Genes	Genotype	Cases (%)	Controls (%)	OR	95% CI
Total (n=62) GSTM1/GSTT1	Present/Present (M1T1)	27 (43.5)	32 (51.6)	Ref
	Present/Null (M1T0)	6 (9.6)	2 (3.2)	3.5556	0.6625 to 19.0832
	Null/Present (M0T1)	28 (45.2)	26 (41.9)	1.2764	0.6091 to 2.6746
	Null/Null (M0T0)	1 (1.6)	2 (3.2)	0.5926	0.0509 to 6.8984

DISCUSSION

Glutathione S-transferases take part in detoxification of different carcinogens, environmental toxins and chemotherapeutic drugs. The null genotypes of GSTM1 and GSTT1 resulting from homozygous deletion of the respective genes lead to the lack of active enzymes. This loss of enzyme activity affects metabolism of several carcinogens and may therefore influence an individual’s risk of cancer development.GST genetic variants are also good candidates for association studies in leukemia as they have a potential to alter metabolism of leukemogens and to cause lack of protection against ROS leading to cellular DNA damage.17

The current study evaluating the impact of GSTM1 and GSTT1deletions as predisposing factor of adult ALL revealed that the genotype frequencies of both genes were not significantly higher in ALL patients as compared to healthy controls (47% vs. 45% for GSTM1 and 11% vs. 6% for GSTT1). The use of healthy controls over hospital based controls was intentionally preferred to reduce possible bias in results due to the risk conferred by deletion polymorphism of GSTM1 and GSTT1to non-cancer diseases.

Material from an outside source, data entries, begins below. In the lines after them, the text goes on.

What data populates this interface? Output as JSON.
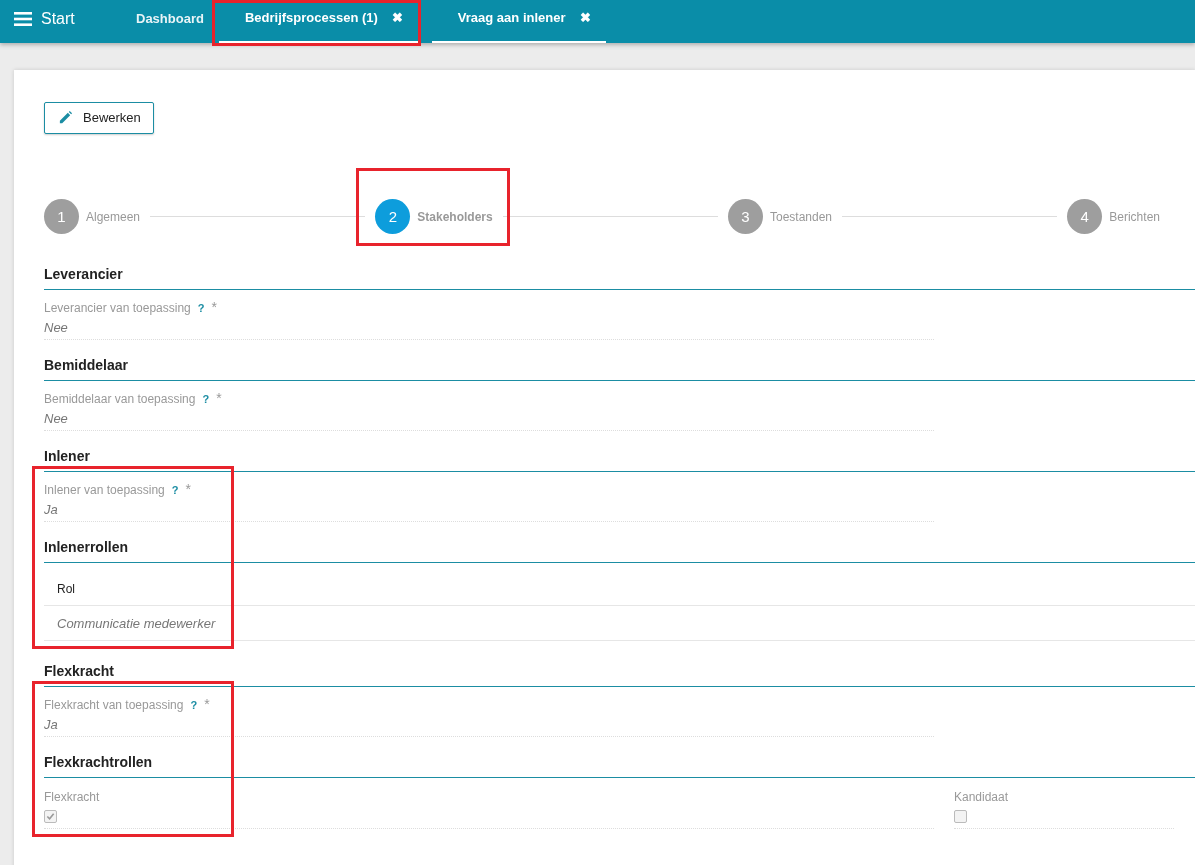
{
  "topbar": {
    "menu_label": "Start",
    "tabs": [
      {
        "label": "Dashboard",
        "selected": false,
        "highlighted": false
      },
      {
        "label": "Bedrijfsprocessen (1)",
        "close_icon": "✖",
        "selected": true,
        "highlighted": true
      },
      {
        "label": "Vraag aan inlener",
        "close_icon": "✖",
        "selected": true,
        "highlighted": false
      }
    ]
  },
  "edit_button": {
    "label": "Bewerken"
  },
  "steps": [
    {
      "number": "1",
      "label": "Algemeen",
      "selected": false,
      "highlighted": false
    },
    {
      "number": "2",
      "label": "Stakeholders",
      "selected": true,
      "highlighted": true
    },
    {
      "number": "3",
      "label": "Toestanden",
      "selected": false,
      "highlighted": false
    },
    {
      "number": "4",
      "label": "Berichten",
      "selected": false,
      "highlighted": false
    }
  ],
  "blocks": [
    {
      "kind": "heading",
      "title": "Leverancier"
    },
    {
      "kind": "field",
      "label": "Leverancier van toepassing",
      "help": "?",
      "required": "*",
      "value": "Nee"
    },
    {
      "kind": "heading",
      "title": "Bemiddelaar"
    },
    {
      "kind": "field",
      "label": "Bemiddelaar van toepassing",
      "help": "?",
      "required": "*",
      "value": "Nee"
    },
    {
      "kind": "heading",
      "title": "Inlener"
    },
    {
      "kind": "group",
      "highlighted": true,
      "blocks": [
        {
          "kind": "field",
          "label": "Inlener van toepassing",
          "help": "?",
          "required": "*",
          "value": "Ja"
        },
        {
          "kind": "heading",
          "title": "Inlenerrollen"
        },
        {
          "kind": "table",
          "columns": [
            "Rol"
          ],
          "rows": [
            [
              "Communicatie medewerker"
            ]
          ]
        }
      ]
    },
    {
      "kind": "heading",
      "title": "Flexkracht"
    },
    {
      "kind": "group",
      "highlighted": true,
      "blocks": [
        {
          "kind": "field",
          "label": "Flexkracht van toepassing",
          "help": "?",
          "required": "*",
          "value": "Ja"
        },
        {
          "kind": "heading",
          "title": "Flexkrachtrollen"
        },
        {
          "kind": "checkboxes",
          "options": [
            {
              "label": "Flexkracht",
              "checked": true
            },
            {
              "label": "Kandidaat",
              "checked": false
            }
          ]
        }
      ]
    }
  ]
}
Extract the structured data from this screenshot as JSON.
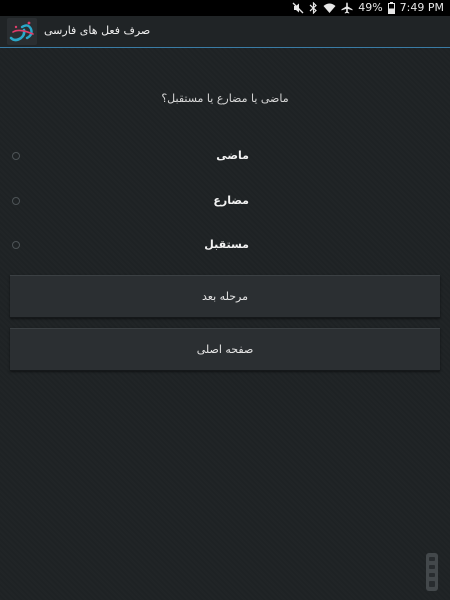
{
  "status_bar": {
    "battery": "49%",
    "time": "7:49 PM",
    "icons": [
      "signal-mute-icon",
      "bluetooth-icon",
      "wifi-icon",
      "airplane-mode-icon",
      "battery-icon"
    ]
  },
  "app_bar": {
    "title": "صرف فعل های فارسی",
    "logo_icon": "app-logo-icon"
  },
  "quiz": {
    "question": "ماضی یا مضارع یا مستقبل؟",
    "options": [
      {
        "label": "ماضی"
      },
      {
        "label": "مضارع"
      },
      {
        "label": "مستقبل"
      }
    ]
  },
  "buttons": {
    "next_label": "مرحله بعد",
    "home_label": "صفحه اصلی"
  },
  "colors": {
    "accent": "#3a7ca5",
    "background": "#1e2224",
    "button": "#2b2f32",
    "status_bar": "#000000"
  },
  "watermark": {
    "icon": "cafebazaar-watermark-icon"
  }
}
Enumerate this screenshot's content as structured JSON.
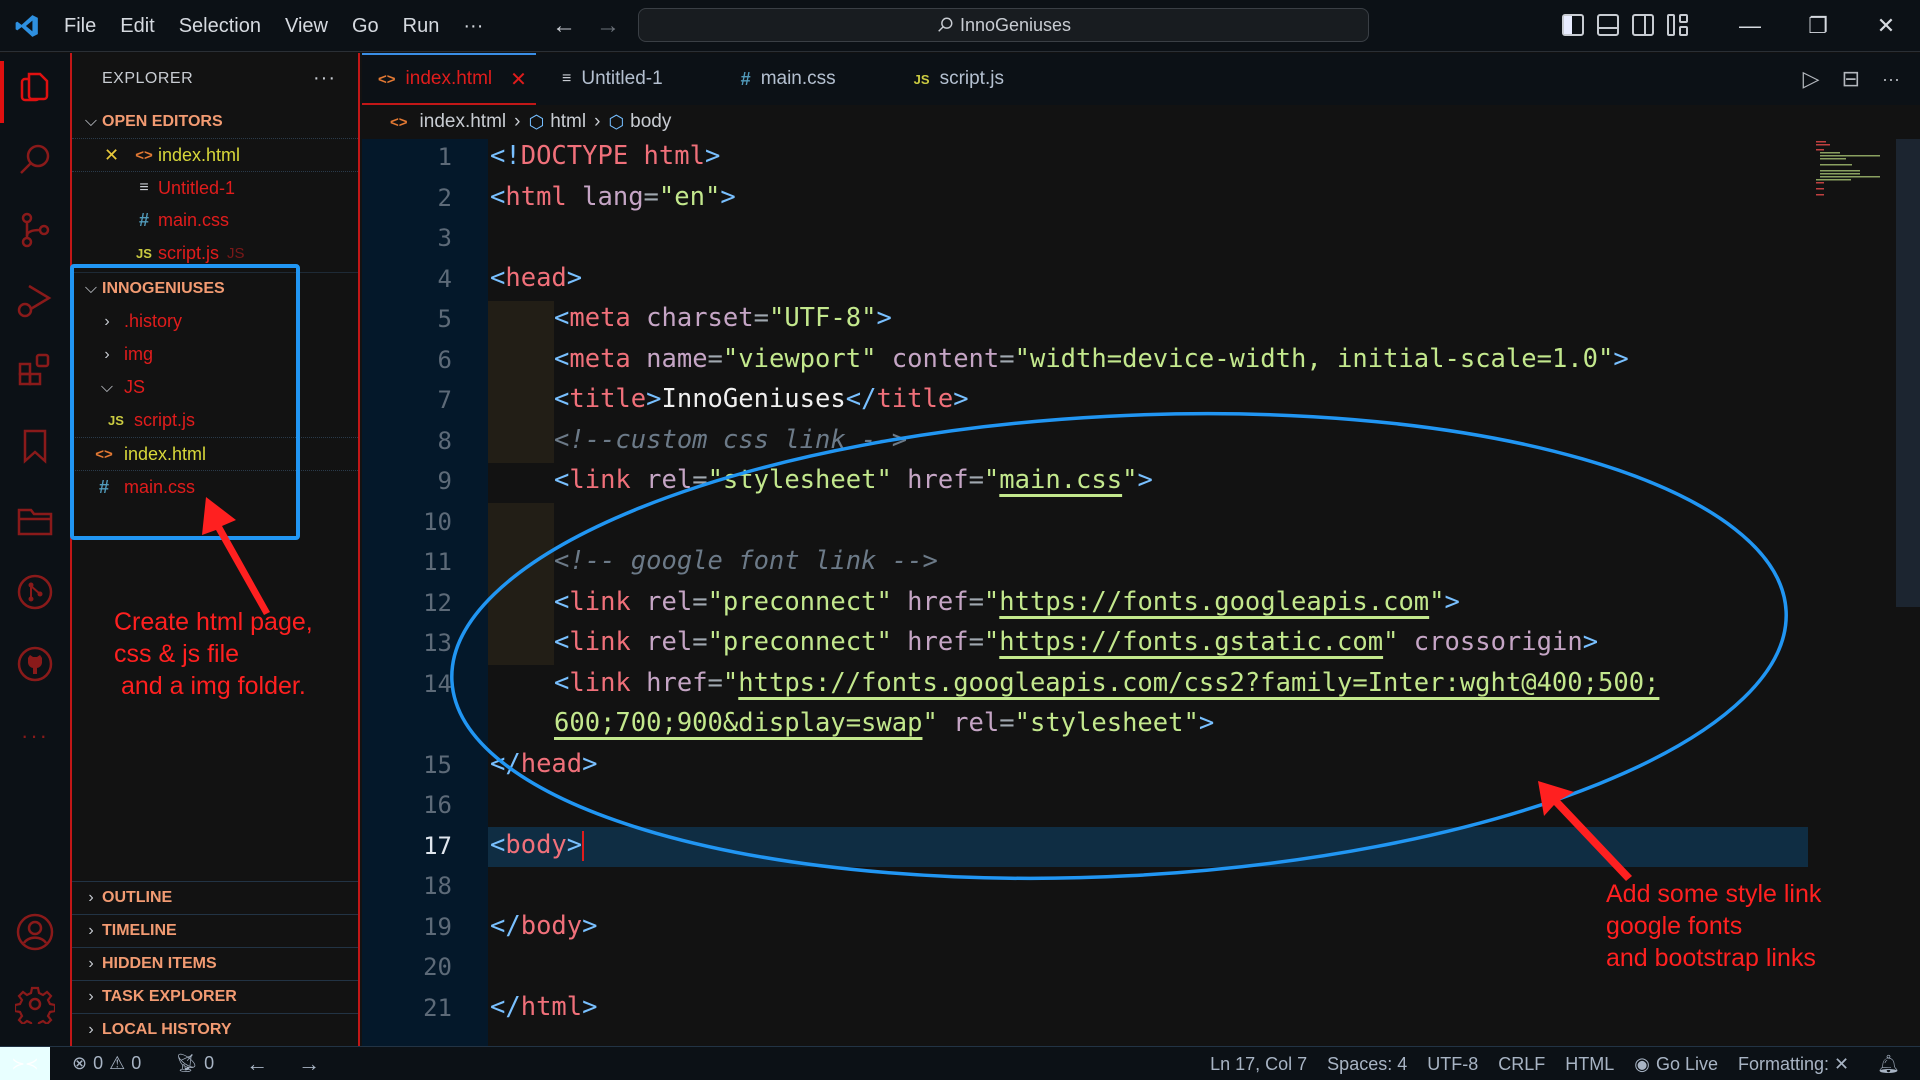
{
  "titlebar": {
    "menu": [
      "File",
      "Edit",
      "Selection",
      "View",
      "Go",
      "Run",
      "···"
    ],
    "search_text": "InnoGeniuses",
    "window_controls": [
      "minimize",
      "restore",
      "close"
    ]
  },
  "activity_bar": {
    "items": [
      "explorer",
      "search",
      "source-control",
      "run-debug",
      "extensions",
      "bookmarks",
      "project-manager",
      "git-graph",
      "github",
      "more",
      "accounts",
      "manage"
    ]
  },
  "sidebar": {
    "title": "EXPLORER",
    "more": "···",
    "open_editors": {
      "label": "OPEN EDITORS",
      "items": [
        {
          "name": "index.html",
          "icon": "html",
          "close": "✕",
          "color": "yellow"
        },
        {
          "name": "Untitled-1",
          "icon": "text",
          "color": "red"
        },
        {
          "name": "main.css",
          "icon": "css",
          "color": "red"
        },
        {
          "name": "script.js",
          "icon": "js",
          "color": "red",
          "suffix": "JS"
        }
      ]
    },
    "workspace": {
      "label": "INNOGENIUSES",
      "items": [
        {
          "name": ".history",
          "type": "folder",
          "expanded": false
        },
        {
          "name": "img",
          "type": "folder",
          "expanded": false
        },
        {
          "name": "JS",
          "type": "folder",
          "expanded": true
        },
        {
          "name": "script.js",
          "type": "js"
        },
        {
          "name": "index.html",
          "type": "html"
        },
        {
          "name": "main.css",
          "type": "css"
        }
      ]
    },
    "bottom_sections": [
      "OUTLINE",
      "TIMELINE",
      "HIDDEN ITEMS",
      "TASK EXPLORER",
      "LOCAL HISTORY"
    ]
  },
  "tabs": [
    {
      "label": "index.html",
      "icon": "html",
      "active": true,
      "close": "✕"
    },
    {
      "label": "Untitled-1",
      "icon": "text",
      "active": false
    },
    {
      "label": "main.css",
      "icon": "css",
      "active": false
    },
    {
      "label": "script.js",
      "icon": "js",
      "active": false
    }
  ],
  "breadcrumb": [
    "index.html",
    "html",
    "body"
  ],
  "editor": {
    "current_line": 17,
    "line_numbers": [
      "1",
      "2",
      "3",
      "4",
      "5",
      "6",
      "7",
      "8",
      "9",
      "10",
      "11",
      "12",
      "13",
      "14",
      "15",
      "16",
      "17",
      "18",
      "19",
      "20",
      "21"
    ],
    "lines": {
      "l1": [
        "<!",
        "DOCTYPE",
        " html",
        ">"
      ],
      "l2": [
        "<",
        "html",
        " lang",
        "=",
        "\"en\"",
        ">"
      ],
      "l4": [
        "<",
        "head",
        ">"
      ],
      "l5": [
        "<",
        "meta",
        " charset",
        "=",
        "\"UTF-8\"",
        ">"
      ],
      "l6": [
        "<",
        "meta",
        " name",
        "=",
        "\"viewport\"",
        " content",
        "=",
        "\"width=device-width, initial-scale=1.0\"",
        ">"
      ],
      "l7": [
        "<",
        "title",
        ">",
        "InnoGeniuses",
        "</",
        "title",
        ">"
      ],
      "l8": "<!--custom css link -->",
      "l9": [
        "<",
        "link",
        " rel",
        "=",
        "\"stylesheet\"",
        " href",
        "=",
        "\"",
        "main.css",
        "\"",
        ">"
      ],
      "l11": "<!-- google font link -->",
      "l12": [
        "<",
        "link",
        " rel",
        "=",
        "\"preconnect\"",
        " href",
        "=",
        "\"",
        "https://fonts.googleapis.com",
        "\"",
        ">"
      ],
      "l13": [
        "<",
        "link",
        " rel",
        "=",
        "\"preconnect\"",
        " href",
        "=",
        "\"",
        "https://fonts.gstatic.com",
        "\"",
        " crossorigin",
        ">"
      ],
      "l14a": [
        "<",
        "link",
        " href",
        "=",
        "\"",
        "https://fonts.googleapis.com/css2?family=Inter:wght@400;500;"
      ],
      "l14b": [
        "600;700;900&display=swap",
        "\"",
        " rel",
        "=",
        "\"stylesheet\"",
        ">"
      ],
      "l15": [
        "</",
        "head",
        ">"
      ],
      "l17": [
        "<",
        "body",
        ">"
      ],
      "l19": [
        "</",
        "body",
        ">"
      ],
      "l21": [
        "</",
        "html",
        ">"
      ]
    }
  },
  "annotations": {
    "left_note": "Create html page,\ncss & js file\n and a img folder.",
    "right_note": "Add some style link\ngoogle fonts\nand bootstrap links",
    "color": "#ff2020",
    "highlight_color": "#2196f3"
  },
  "statusbar": {
    "errors": "0",
    "warnings": "0",
    "ports": "0",
    "position": "Ln 17, Col 7",
    "spaces": "Spaces: 4",
    "encoding": "UTF-8",
    "eol": "CRLF",
    "language": "HTML",
    "go_live": "Go Live",
    "formatting": "Formatting: ✕"
  }
}
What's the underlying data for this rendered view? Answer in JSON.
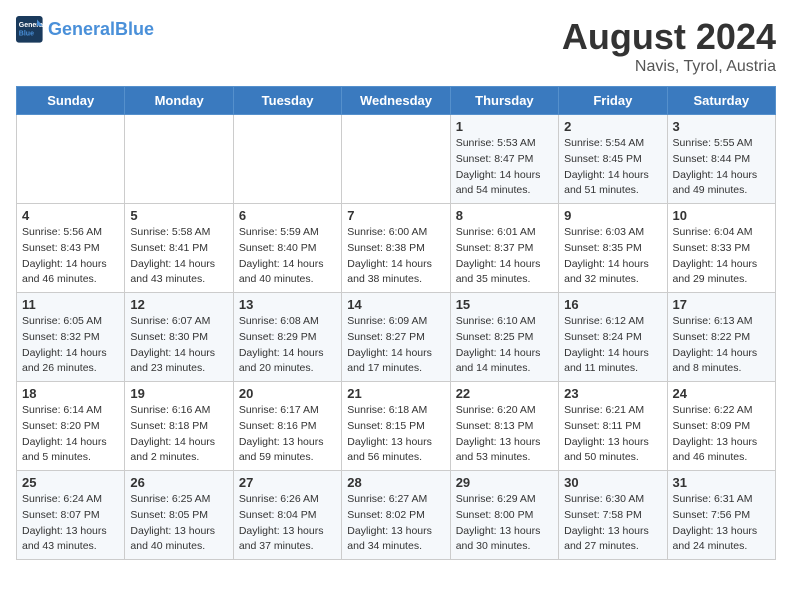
{
  "header": {
    "logo_general": "General",
    "logo_blue": "Blue",
    "main_title": "August 2024",
    "subtitle": "Navis, Tyrol, Austria"
  },
  "days_of_week": [
    "Sunday",
    "Monday",
    "Tuesday",
    "Wednesday",
    "Thursday",
    "Friday",
    "Saturday"
  ],
  "weeks": [
    [
      {
        "day": "",
        "info": ""
      },
      {
        "day": "",
        "info": ""
      },
      {
        "day": "",
        "info": ""
      },
      {
        "day": "",
        "info": ""
      },
      {
        "day": "1",
        "info": "Sunrise: 5:53 AM\nSunset: 8:47 PM\nDaylight: 14 hours\nand 54 minutes."
      },
      {
        "day": "2",
        "info": "Sunrise: 5:54 AM\nSunset: 8:45 PM\nDaylight: 14 hours\nand 51 minutes."
      },
      {
        "day": "3",
        "info": "Sunrise: 5:55 AM\nSunset: 8:44 PM\nDaylight: 14 hours\nand 49 minutes."
      }
    ],
    [
      {
        "day": "4",
        "info": "Sunrise: 5:56 AM\nSunset: 8:43 PM\nDaylight: 14 hours\nand 46 minutes."
      },
      {
        "day": "5",
        "info": "Sunrise: 5:58 AM\nSunset: 8:41 PM\nDaylight: 14 hours\nand 43 minutes."
      },
      {
        "day": "6",
        "info": "Sunrise: 5:59 AM\nSunset: 8:40 PM\nDaylight: 14 hours\nand 40 minutes."
      },
      {
        "day": "7",
        "info": "Sunrise: 6:00 AM\nSunset: 8:38 PM\nDaylight: 14 hours\nand 38 minutes."
      },
      {
        "day": "8",
        "info": "Sunrise: 6:01 AM\nSunset: 8:37 PM\nDaylight: 14 hours\nand 35 minutes."
      },
      {
        "day": "9",
        "info": "Sunrise: 6:03 AM\nSunset: 8:35 PM\nDaylight: 14 hours\nand 32 minutes."
      },
      {
        "day": "10",
        "info": "Sunrise: 6:04 AM\nSunset: 8:33 PM\nDaylight: 14 hours\nand 29 minutes."
      }
    ],
    [
      {
        "day": "11",
        "info": "Sunrise: 6:05 AM\nSunset: 8:32 PM\nDaylight: 14 hours\nand 26 minutes."
      },
      {
        "day": "12",
        "info": "Sunrise: 6:07 AM\nSunset: 8:30 PM\nDaylight: 14 hours\nand 23 minutes."
      },
      {
        "day": "13",
        "info": "Sunrise: 6:08 AM\nSunset: 8:29 PM\nDaylight: 14 hours\nand 20 minutes."
      },
      {
        "day": "14",
        "info": "Sunrise: 6:09 AM\nSunset: 8:27 PM\nDaylight: 14 hours\nand 17 minutes."
      },
      {
        "day": "15",
        "info": "Sunrise: 6:10 AM\nSunset: 8:25 PM\nDaylight: 14 hours\nand 14 minutes."
      },
      {
        "day": "16",
        "info": "Sunrise: 6:12 AM\nSunset: 8:24 PM\nDaylight: 14 hours\nand 11 minutes."
      },
      {
        "day": "17",
        "info": "Sunrise: 6:13 AM\nSunset: 8:22 PM\nDaylight: 14 hours\nand 8 minutes."
      }
    ],
    [
      {
        "day": "18",
        "info": "Sunrise: 6:14 AM\nSunset: 8:20 PM\nDaylight: 14 hours\nand 5 minutes."
      },
      {
        "day": "19",
        "info": "Sunrise: 6:16 AM\nSunset: 8:18 PM\nDaylight: 14 hours\nand 2 minutes."
      },
      {
        "day": "20",
        "info": "Sunrise: 6:17 AM\nSunset: 8:16 PM\nDaylight: 13 hours\nand 59 minutes."
      },
      {
        "day": "21",
        "info": "Sunrise: 6:18 AM\nSunset: 8:15 PM\nDaylight: 13 hours\nand 56 minutes."
      },
      {
        "day": "22",
        "info": "Sunrise: 6:20 AM\nSunset: 8:13 PM\nDaylight: 13 hours\nand 53 minutes."
      },
      {
        "day": "23",
        "info": "Sunrise: 6:21 AM\nSunset: 8:11 PM\nDaylight: 13 hours\nand 50 minutes."
      },
      {
        "day": "24",
        "info": "Sunrise: 6:22 AM\nSunset: 8:09 PM\nDaylight: 13 hours\nand 46 minutes."
      }
    ],
    [
      {
        "day": "25",
        "info": "Sunrise: 6:24 AM\nSunset: 8:07 PM\nDaylight: 13 hours\nand 43 minutes."
      },
      {
        "day": "26",
        "info": "Sunrise: 6:25 AM\nSunset: 8:05 PM\nDaylight: 13 hours\nand 40 minutes."
      },
      {
        "day": "27",
        "info": "Sunrise: 6:26 AM\nSunset: 8:04 PM\nDaylight: 13 hours\nand 37 minutes."
      },
      {
        "day": "28",
        "info": "Sunrise: 6:27 AM\nSunset: 8:02 PM\nDaylight: 13 hours\nand 34 minutes."
      },
      {
        "day": "29",
        "info": "Sunrise: 6:29 AM\nSunset: 8:00 PM\nDaylight: 13 hours\nand 30 minutes."
      },
      {
        "day": "30",
        "info": "Sunrise: 6:30 AM\nSunset: 7:58 PM\nDaylight: 13 hours\nand 27 minutes."
      },
      {
        "day": "31",
        "info": "Sunrise: 6:31 AM\nSunset: 7:56 PM\nDaylight: 13 hours\nand 24 minutes."
      }
    ]
  ]
}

Distribution of GST allelesis not uniform across human population and ethnic as well as geographic variations have been observed. In Asians, the frequency of GSTM1deletionhas been reported to vary between 42% and 54% (n=1511) while 35% to 52% for GSTT1 null polymorphism (n=575).18 However, these genotype frequencies may not be a true representation of Asian population as the study included data from only 3 countries: Japan, Korea and Singapore. Studies from neighboring countries have reported frequency of GSTM1 and GSTT1 deletion to be 45% and 21% in Iranian (n=229) while 33% and 18% in North Indian (n=198) population respectively.19,20

The current study reports no association of either GSTM1 null polymorphism (OR, 1.07; 95% CI, 0.53-2.16) or GSTT1 gene deletion (OR, 1.85; 95% CI, 0.51-6.66) with ALL among adults. Most genetic association studies examining role of GSTM1 and GSTT1 deletion as a modulator of ALL risk have focused children affected with ALL. Only a limited number of studies have evaluated this risk with adult ALL owing to the fact that ALL has a higher occurrence in children as compared to adults. A study evaluating 71 adult ALL patients for GSTM1 and GSTT1 reported significant association of GSTT1 null variant (OR, 3.28; 95% CI, 1.31-8.26) with adult ALL but no association of GSTM1 null genotype. The participants of this study were Caucasians.21 Results from another study involving 36 adult ALL patients from Turkey were similar for GSTM1 null genotype but were contradictory for GSTT1 as they showed negative association of GSTT1 deletion with ALL (OR, 0.2; 95% CI, 0.05-0.9).22 However, the sample size of these studies was not large enough to define the frequency of these alleles among ALL patients in population-specific manner. A study with a larger sample size, 192 ALL patients, from India revealed no association of either GSTM1 or GSTT1 null genotype with ALL. The results of this study are comparable to our findings, however, the patients included in the study were all under 25 years of age.23 A meta-analysis comprising 23 studies from different Asian countries illustrated significant association of GST null polymorphisms with acute leukemia risk in children while no association with adults.24 This difference in results depict geographic variations in GST null allele distribution and its association with ALL.

CONCLUSION

In conclusion, results from the current study suggest no statistically significant association of GSTM1 null, GSTT1 null, and GSTM1/GSTT1 double null genotypes with ALL in adult patients from Pakistan. ALL risk may not only be affected by genetic factors but also with environmental factors. Therefore, studies with a better study design and a larger sample size including environmental exposure data in addition to genetic variants of xenobiotic metabolism are required to provide more insight into the etiology of adult ALL.